Therapieerfolg bei Opioid-Abhängigkeit
Nachdem die Schweiz und insbesondere auch Zürich in den 1980er und 1990er Jahren im Umgang mit der hiesigen Opioidkrise und der offenen Drogenszene sehr gefordert waren, gelang es vor allem durch die Einführung der sogenannten Vier-Säulen-Politik, die negativen Folgen für die Konsumierenden und die Gesellschaft nachhaltig zu reduzieren. Die Schweiz nimmt mit ihrem sehr gut ausgebauten System der niederschwelligen und diversifizierten Opioid-Agonisten-Therapie für opioidabhängige Personen mit den methadon-, buprenorphin-, morphin- und heroingestützten Behandlungen europaweit immer noch eine herausragende Position in diesem Bereich ein. Diese Behandlungen werden für den Kanton Zürich durch die Forschungsgruppe Addictive Disorders (Leitung PD Dr. med. Marcus Herdener) seit nunmehr fast 30 Jahren wissenschaftlich evaluiert. Hierdurch werden fortlaufend Erkenntnisse zur Wirksamkeit dieser Behandlungen und zu den veränderten Problemlagen gewonnen, die auch internationale Beachtung finden und dazu beitragen, diese Therapieformen stetig weiter zu entwickeln.
Aktuelle Daten zeigen, dass Patientinnen und Patienten, die sich in einer Opioid-Agonisten-Therapie befinden, oft bereits vor mehreren Dekaden heroinsüchtig wurden und als eine zunehmend älter werdende Population beschrieben werden können. Im Kanton Zürich beträgt das Durchschnittsalter der insgesamt circa 2'800 Opioid-Agonisten-Therapie-Behandelten mittlerweile rund 50 Jahre. Deshalb ist die Versorgung dieser Personen mit neuen Problemen konfrontiert, die zunehmend somatische und geriatrische Aspekte umfassen und entsprechende Anpassungen im Versorgungssystem bedingen, die wir bei der Weiterentwicklung unserer internen klinischen Angebote im Zentrum für Abhängigkeitserkrankungen bereits adressieren.

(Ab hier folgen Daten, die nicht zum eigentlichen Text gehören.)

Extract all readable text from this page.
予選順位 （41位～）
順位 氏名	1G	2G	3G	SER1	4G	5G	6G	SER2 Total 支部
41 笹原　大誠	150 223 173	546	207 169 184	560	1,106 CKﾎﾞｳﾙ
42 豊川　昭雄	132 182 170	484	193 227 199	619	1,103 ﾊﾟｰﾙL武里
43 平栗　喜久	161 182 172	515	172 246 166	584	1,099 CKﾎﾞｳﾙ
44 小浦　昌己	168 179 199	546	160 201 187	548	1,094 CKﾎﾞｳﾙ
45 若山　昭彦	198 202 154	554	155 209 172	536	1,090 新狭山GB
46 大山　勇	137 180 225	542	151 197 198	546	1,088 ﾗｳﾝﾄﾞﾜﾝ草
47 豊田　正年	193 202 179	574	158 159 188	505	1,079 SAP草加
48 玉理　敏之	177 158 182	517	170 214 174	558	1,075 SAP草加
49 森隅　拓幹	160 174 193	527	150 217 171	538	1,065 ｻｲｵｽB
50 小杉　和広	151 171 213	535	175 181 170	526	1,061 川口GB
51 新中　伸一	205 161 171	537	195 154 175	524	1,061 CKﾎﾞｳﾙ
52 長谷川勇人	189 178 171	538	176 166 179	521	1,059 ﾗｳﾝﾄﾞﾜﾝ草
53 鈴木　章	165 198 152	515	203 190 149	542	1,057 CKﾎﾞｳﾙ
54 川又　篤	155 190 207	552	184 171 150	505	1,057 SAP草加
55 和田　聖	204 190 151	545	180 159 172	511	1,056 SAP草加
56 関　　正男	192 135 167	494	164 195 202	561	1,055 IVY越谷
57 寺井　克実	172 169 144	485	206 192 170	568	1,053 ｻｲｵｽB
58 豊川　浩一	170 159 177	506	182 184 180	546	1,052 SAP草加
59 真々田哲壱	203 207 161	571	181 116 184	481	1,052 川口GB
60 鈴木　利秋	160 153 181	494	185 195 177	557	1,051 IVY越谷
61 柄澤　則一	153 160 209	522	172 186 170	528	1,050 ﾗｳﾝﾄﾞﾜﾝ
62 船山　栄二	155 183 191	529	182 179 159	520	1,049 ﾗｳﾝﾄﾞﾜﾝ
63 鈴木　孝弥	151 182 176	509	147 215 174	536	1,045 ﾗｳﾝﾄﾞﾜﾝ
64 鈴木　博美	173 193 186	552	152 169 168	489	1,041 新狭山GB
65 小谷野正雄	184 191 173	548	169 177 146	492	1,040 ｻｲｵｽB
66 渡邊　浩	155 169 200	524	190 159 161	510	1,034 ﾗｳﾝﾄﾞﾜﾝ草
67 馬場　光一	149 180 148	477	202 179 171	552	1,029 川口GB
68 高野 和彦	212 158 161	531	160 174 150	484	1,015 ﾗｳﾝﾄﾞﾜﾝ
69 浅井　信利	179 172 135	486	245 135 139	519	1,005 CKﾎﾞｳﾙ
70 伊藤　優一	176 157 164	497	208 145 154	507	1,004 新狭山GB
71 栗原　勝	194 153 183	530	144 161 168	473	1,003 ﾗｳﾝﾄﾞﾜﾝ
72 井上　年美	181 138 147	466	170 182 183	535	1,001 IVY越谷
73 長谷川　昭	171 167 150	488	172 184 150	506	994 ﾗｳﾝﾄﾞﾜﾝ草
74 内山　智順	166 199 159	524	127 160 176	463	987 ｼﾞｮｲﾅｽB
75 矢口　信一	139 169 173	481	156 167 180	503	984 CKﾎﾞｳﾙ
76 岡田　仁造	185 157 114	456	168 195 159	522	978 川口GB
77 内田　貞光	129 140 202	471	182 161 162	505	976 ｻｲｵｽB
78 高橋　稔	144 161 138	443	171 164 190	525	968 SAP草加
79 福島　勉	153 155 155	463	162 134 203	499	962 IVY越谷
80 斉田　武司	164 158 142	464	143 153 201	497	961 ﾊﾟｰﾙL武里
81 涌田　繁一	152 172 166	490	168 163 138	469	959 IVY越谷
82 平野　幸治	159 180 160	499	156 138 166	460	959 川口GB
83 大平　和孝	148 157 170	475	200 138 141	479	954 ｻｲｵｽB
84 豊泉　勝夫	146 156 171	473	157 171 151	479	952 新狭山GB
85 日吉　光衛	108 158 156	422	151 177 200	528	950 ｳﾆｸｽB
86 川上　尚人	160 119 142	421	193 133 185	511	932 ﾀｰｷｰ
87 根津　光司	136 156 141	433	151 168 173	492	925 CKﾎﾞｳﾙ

Die Daten deuten aber auch darauf hin, dass die Schadensminderung im Rahmen der Vier-Säulen-Politik über die vergangenen Jahrzehnte sehr effektiv funktionierte und die Lebenserwartung in dieser Patientengruppe verbessert werden konnte. Zudem legen unsere Evaluationen für den Kanton Zürich nahe, dass in den letzten Jahren vergleichsweise wenige junge Personen einen problematischen Opioidkonsum begonnen haben. Auch im übrigen Europa sind gemäss EMCDDA bisher wenige Anzeichen auszumachen, dass sich eine neue Opioidkrise anbahnen würde. Im Gegensatz dazu zeigt die aktuelle Opioidkrise in den USA, dass dies nicht selbstverständlich ist.